Clustering High Dimension Low Sample-Size Data with Fuzzy Cluster-Based Principal Component Analysis
Mika Sato-Ilic
Faculty of Systems and Information Engineering, University of Tsukuba, Tsukuba, Ibaraki, Japan

The aim of principal component analysis (PCA) is to summarize the latent similarity structure of data observed in high dimensional space by projecting the data into a smaller dimensional space.

However, classical PCA has the following problem. Since the classical PCA is based on orthogonal projection, the metric projection defined in convex space, which is the data space, is non-expansive. Therefore, a norm between two projected objects in a smaller dimensional space is inevitably smaller than the norm between the corresponding pre-projected two objects in a high dimensional space. The root cause of this problem is that PCA only focuses on minimizing the sum of square of distances from objects in a high dimensional space to a hyper plane in a lower dimensional space, and does not consider similarities among objects in a high dimensional space.

In order to solve this problem, we extract the similarity structure of objects in a high dimensional space by using a fuzzy clustering method and by tacking the result to the PCA, and we propose a new PCA considering the similarity structure of objects in a high dimensional space. When the projected space is obtained using a covariance matrix, we use a weighted covariance matrix which involves the contribution degree for the fuzzy classification structure of objects, based on dissimilarity of objects in the higher dimensional space.

Our target data in this study is high dimension low sample-size data. In order to obtain an adaptable classification structure for this type of data, we exploit a method to detect subgroups of objects that cluster on subsets of variables. The merit of this method is to select the significant variables by simultaneously considering two structures which include a structure of the degree of classification and a structure of objects. Since our goal is to extract the classification structure of the data, the involvement of the factor of classification structure at each variable is crucial.

References:

J.H. Friedman and J.J. Meulman, Clustering Objects on Subsets of Attributes, Journal of the Royal Statistical Society, Series B, vol. 66, pp. 815-849, 2004.

M. Sato-Ilic, A Cluster-Target Similarity Based Principal Component Analysis for Interval-Valued Data, 19th International Conference on Computational Statistics, Physica-Verlag, pp. 1605-1612, 2010.

Keywords: Principal Component Analysis; Fuzzy Clustering; Variable Selection; High Dimension Low Sample-Size Data

Biography: I received my Doctorate of Engineering from Hokkaido University, specializing in data mining including fuzzy data analysis. I currently hold the position of Associate Professor in the Faculty of Systems and Information Engineering, at the University of Tsukuba.

I am a Council of the International Association for Statistical Computing, and a Director of the Japan Statistical Society.

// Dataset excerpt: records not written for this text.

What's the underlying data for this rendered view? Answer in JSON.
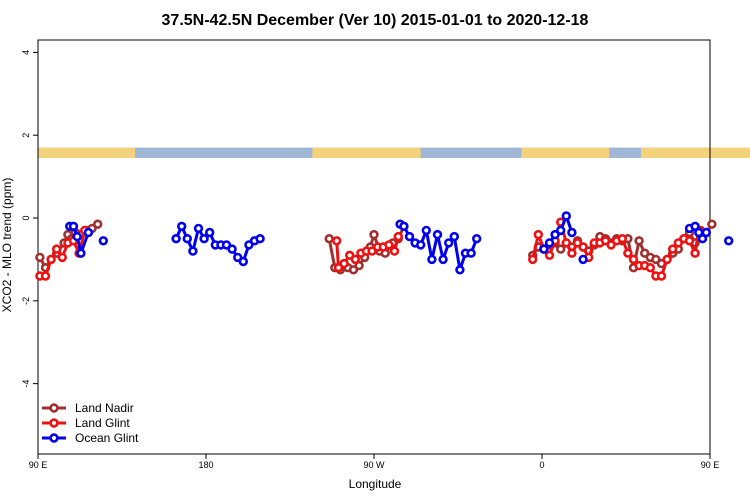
{
  "chart_data": {
    "type": "line",
    "title": "37.5N-42.5N December (Ver 10)   2015-01-01 to 2020-12-18",
    "xlabel": "Longitude",
    "ylabel": "XCO2 - MLO trend (ppm)",
    "xlim": [
      90,
      450
    ],
    "ylim": [
      -5.7,
      4.3
    ],
    "x_ticks": [
      {
        "value": 90,
        "label": "90 E"
      },
      {
        "value": 180,
        "label": "180"
      },
      {
        "value": 270,
        "label": "90 W"
      },
      {
        "value": 360,
        "label": "0"
      },
      {
        "value": 450,
        "label": "90 E"
      },
      {
        "value": 540,
        "label": "180"
      }
    ],
    "y_ticks": [
      {
        "value": 4,
        "label": "4"
      },
      {
        "value": 2,
        "label": "2"
      },
      {
        "value": 0,
        "label": "0"
      },
      {
        "value": -2,
        "label": "-2"
      },
      {
        "value": -4,
        "label": "-4"
      }
    ],
    "land_strip": {
      "y_range": [
        1.45,
        1.7
      ],
      "ocean_color": "#9fb6d6",
      "land_color": "#f2d27a",
      "land_segments": [
        [
          90,
          142
        ],
        [
          237,
          295
        ],
        [
          349,
          396
        ],
        [
          413,
          483
        ]
      ]
    },
    "legend_position": "bottom-left",
    "series": [
      {
        "name": "Land Nadir",
        "color": "#a03030",
        "segments": [
          [
            [
              91,
              -0.95
            ],
            [
              94,
              -1.2
            ],
            [
              97,
              -1.0
            ],
            [
              100,
              -0.85
            ],
            [
              104,
              -0.6
            ],
            [
              106,
              -0.4
            ],
            [
              108,
              -0.5
            ],
            [
              110,
              -0.35
            ],
            [
              113,
              -0.4
            ],
            [
              116,
              -0.3
            ],
            [
              119,
              -0.25
            ],
            [
              122,
              -0.15
            ]
          ],
          [
            [
              246,
              -0.5
            ],
            [
              249,
              -1.2
            ],
            [
              252,
              -1.25
            ],
            [
              256,
              -1.2
            ],
            [
              259,
              -1.25
            ],
            [
              262,
              -1.15
            ],
            [
              265,
              -0.95
            ],
            [
              268,
              -0.7
            ],
            [
              270,
              -0.4
            ],
            [
              273,
              -0.8
            ],
            [
              276,
              -0.85
            ],
            [
              280,
              -0.6
            ],
            [
              283,
              -0.5
            ],
            [
              286,
              -0.2
            ]
          ],
          [
            [
              355,
              -0.9
            ],
            [
              358,
              -0.7
            ],
            [
              361,
              -0.75
            ],
            [
              364,
              -0.65
            ],
            [
              367,
              -0.6
            ],
            [
              370,
              -0.75
            ],
            [
              373,
              -0.6
            ],
            [
              376,
              -0.7
            ],
            [
              379,
              -0.55
            ],
            [
              382,
              -0.7
            ],
            [
              385,
              -0.8
            ],
            [
              388,
              -0.65
            ],
            [
              391,
              -0.45
            ],
            [
              394,
              -0.5
            ],
            [
              397,
              -0.6
            ],
            [
              400,
              -0.5
            ],
            [
              403,
              -0.55
            ],
            [
              406,
              -0.5
            ],
            [
              409,
              -1.2
            ],
            [
              412,
              -0.55
            ],
            [
              415,
              -0.85
            ],
            [
              418,
              -0.95
            ],
            [
              421,
              -1.0
            ],
            [
              424,
              -1.1
            ],
            [
              427,
              -1.0
            ],
            [
              430,
              -0.85
            ],
            [
              433,
              -0.75
            ],
            [
              436,
              -0.5
            ],
            [
              439,
              -0.35
            ],
            [
              442,
              -0.6
            ],
            [
              445,
              -0.3
            ],
            [
              448,
              -0.35
            ],
            [
              451,
              -0.15
            ]
          ]
        ]
      },
      {
        "name": "Land Glint",
        "color": "#ee1111",
        "segments": [
          [
            [
              91,
              -1.4
            ],
            [
              94,
              -1.4
            ],
            [
              97,
              -1.0
            ],
            [
              100,
              -0.75
            ],
            [
              103,
              -0.95
            ],
            [
              106,
              -0.6
            ],
            [
              109,
              -0.55
            ],
            [
              112,
              -0.85
            ],
            [
              115,
              -0.3
            ]
          ],
          [
            [
              250,
              -0.55
            ],
            [
              251,
              -1.2
            ],
            [
              254,
              -1.1
            ],
            [
              257,
              -0.9
            ],
            [
              260,
              -1.0
            ],
            [
              263,
              -0.85
            ],
            [
              266,
              -0.8
            ],
            [
              269,
              -0.8
            ],
            [
              272,
              -0.7
            ],
            [
              275,
              -0.7
            ],
            [
              278,
              -0.65
            ],
            [
              281,
              -0.8
            ],
            [
              283,
              -0.45
            ]
          ],
          [
            [
              355,
              -1.0
            ],
            [
              358,
              -0.4
            ],
            [
              361,
              -0.75
            ],
            [
              364,
              -0.9
            ],
            [
              367,
              -0.55
            ],
            [
              370,
              -0.1
            ],
            [
              373,
              -0.6
            ],
            [
              376,
              -0.85
            ],
            [
              379,
              -0.6
            ],
            [
              382,
              -0.7
            ],
            [
              385,
              -0.95
            ],
            [
              388,
              -0.6
            ],
            [
              391,
              -0.6
            ],
            [
              394,
              -0.55
            ],
            [
              397,
              -0.65
            ],
            [
              400,
              -0.55
            ],
            [
              403,
              -0.5
            ],
            [
              406,
              -0.85
            ],
            [
              409,
              -1.0
            ],
            [
              412,
              -1.15
            ],
            [
              415,
              -1.15
            ],
            [
              418,
              -1.2
            ],
            [
              421,
              -1.4
            ],
            [
              424,
              -1.4
            ],
            [
              427,
              -1.0
            ],
            [
              430,
              -0.75
            ],
            [
              433,
              -0.6
            ],
            [
              436,
              -0.5
            ],
            [
              439,
              -0.55
            ],
            [
              442,
              -0.85
            ],
            [
              444,
              -0.3
            ]
          ]
        ]
      },
      {
        "name": "Ocean Glint",
        "color": "#0000ee",
        "segments": [
          [
            [
              107,
              -0.2
            ],
            [
              109,
              -0.2
            ],
            [
              111,
              -0.45
            ],
            [
              113,
              -0.85
            ],
            [
              117,
              -0.35
            ]
          ],
          [
            [
              125,
              -0.55
            ]
          ],
          [
            [
              164,
              -0.5
            ],
            [
              167,
              -0.2
            ],
            [
              170,
              -0.5
            ],
            [
              173,
              -0.8
            ],
            [
              176,
              -0.25
            ],
            [
              179,
              -0.5
            ],
            [
              182,
              -0.35
            ],
            [
              185,
              -0.65
            ],
            [
              188,
              -0.65
            ],
            [
              191,
              -0.65
            ],
            [
              194,
              -0.75
            ],
            [
              197,
              -0.95
            ],
            [
              200,
              -1.05
            ],
            [
              203,
              -0.65
            ],
            [
              206,
              -0.55
            ],
            [
              209,
              -0.5
            ]
          ],
          [
            [
              284,
              -0.15
            ],
            [
              286,
              -0.2
            ],
            [
              289,
              -0.45
            ],
            [
              292,
              -0.6
            ],
            [
              295,
              -0.65
            ],
            [
              298,
              -0.3
            ],
            [
              301,
              -1.0
            ],
            [
              304,
              -0.4
            ],
            [
              307,
              -1.0
            ],
            [
              310,
              -0.6
            ],
            [
              313,
              -0.45
            ],
            [
              316,
              -1.25
            ],
            [
              319,
              -0.85
            ],
            [
              322,
              -0.85
            ],
            [
              325,
              -0.5
            ]
          ],
          [
            [
              361,
              -0.75
            ],
            [
              364,
              -0.6
            ],
            [
              367,
              -0.4
            ],
            [
              370,
              -0.3
            ],
            [
              373,
              0.05
            ],
            [
              376,
              -0.35
            ]
          ],
          [
            [
              382,
              -1.0
            ]
          ],
          [
            [
              439,
              -0.25
            ],
            [
              442,
              -0.2
            ],
            [
              444,
              -0.35
            ],
            [
              446,
              -0.5
            ],
            [
              448,
              -0.35
            ]
          ],
          [
            [
              460,
              -0.55
            ]
          ],
          [
            [
              478,
              -0.5
            ],
            [
              481,
              -0.2
            ],
            [
              484,
              -0.5
            ],
            [
              487,
              -0.8
            ]
          ]
        ]
      }
    ]
  }
}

I am a Senior Member of the IEEE and a vice chair of the IEEE Computational Intelligence Society Fuzzy Systems Technical Committee. In addition, I have held several other positions in the IEEE including, vice program chair, special sessions co-chair, and publicity chair for several international conferences. Presently, I am the editor-in-chief of the International Journal of Knowledge Engineering and Soft Data Paradigms. My research interests include the development of methods for multi-dimensional data analysis, pattern classification, and data mining based on soft computing for which I have received several academic awards.